February 2 is Groundhog Day, which means Americans are telling the weather in a Pennsylvania town as experienced by a fat rodent.
Save him (Image: AP)
This year, Punxsutawney Phil saw his shadow. The superstition goes if the groundhog sees its shadow, then there'll be six more weeks of winter, and if not, the US is treated to an early spring. Phil is no better at predicting the weather than a coin flip. But we wanted to know how the little dude's predicting abilities (and his fate), would change if we threw climate change into the mix.
"We have forecasts and outlooks that go out to about one year and [climate] projections that are averages around 10, 20, 30 years. The trend in the eastern United States is towards warmer and wetter," Elizabeth Becker, Research Scientist at the National Oceanic and Atmospheric Administration's Climate Prediction Center, told Gizmodo. As a reminder: "Weather" is what Phil experiences day-to-day. "Climate" is the long-term trend over time.
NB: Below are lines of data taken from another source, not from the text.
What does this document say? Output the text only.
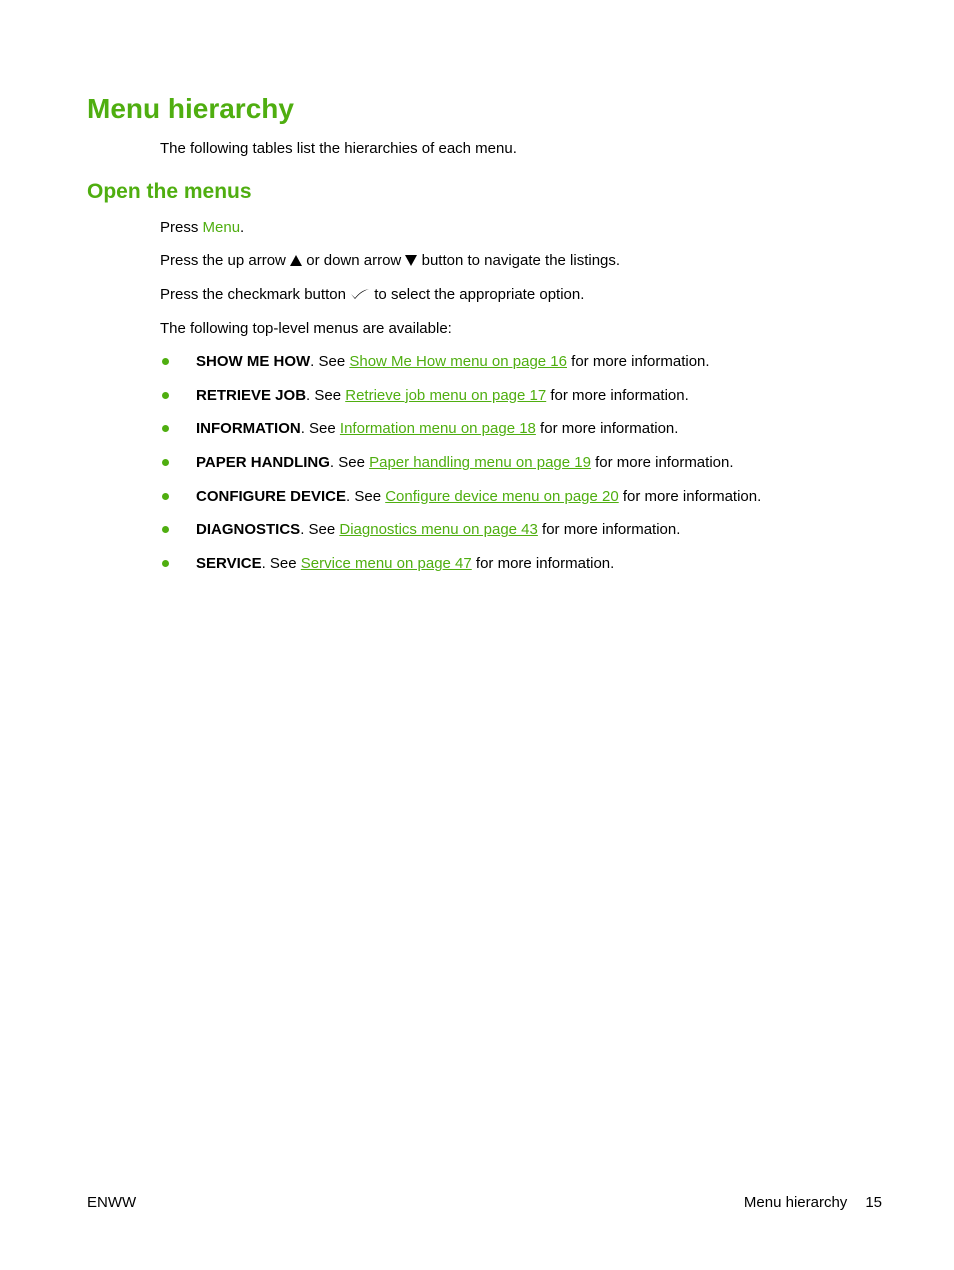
Menu hierarchy

The following tables list the hierarchies of each menu.

Open the menus

Press Menu.

Press the up arrow  or down arrow  button to navigate the listings.

Press the checkmark button  to select the appropriate option.

The following top-level menus are available:

SHOW ME HOW. See Show Me How menu on page 16 for more information.
RETRIEVE JOB. See Retrieve job menu on page 17 for more information.
INFORMATION. See Information menu on page 18 for more information.
PAPER HANDLING. See Paper handling menu on page 19 for more information.
CONFIGURE DEVICE. See Configure device menu on page 20 for more information.
DIAGNOSTICS. See Diagnostics menu on page 43 for more information.
SERVICE. See Service menu on page 47 for more information.
ENWW	Menu hierarchy 15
If it rains more, the groundhog will see its shadow less, meaning more predictions of early spring. If the climate trends warmer, then spring really will seem to come earlier. So, by my own conclusion, climate change will actually yield better Groundhog Day predicting power over time. Maybe. Of course, "the groundhog doesn't really have any basis in science whatsoever," said Becker.
But at least one scientist told us that we should probably be worrying about the groundhog's health with a changing climate, too. Groundhogs hibernate, meaning that after they eat a whole lot to fatten up, they spend much of the year sleeping, explained Roelof Hut, assistant professor at the University of Groningen in the Netherlands. Hibernating species usually experience a period of deep sleep, waking up every few weeks. The groundhogs expend almost all of their fat reserves during these so-called arousal periods. Climate change could mean more arousals, and quicker depletion of the groundhog's fat.
"At a certain point when they go really skinny they may die in hibernation," said Hut. "Alternatively, they may decide to emerge early from hibernations. But they will emerge skinnier anyway, or die because they're so skinny."
Sorry, Phil. Not even America's strangest superstition is safe from climate change's clutches.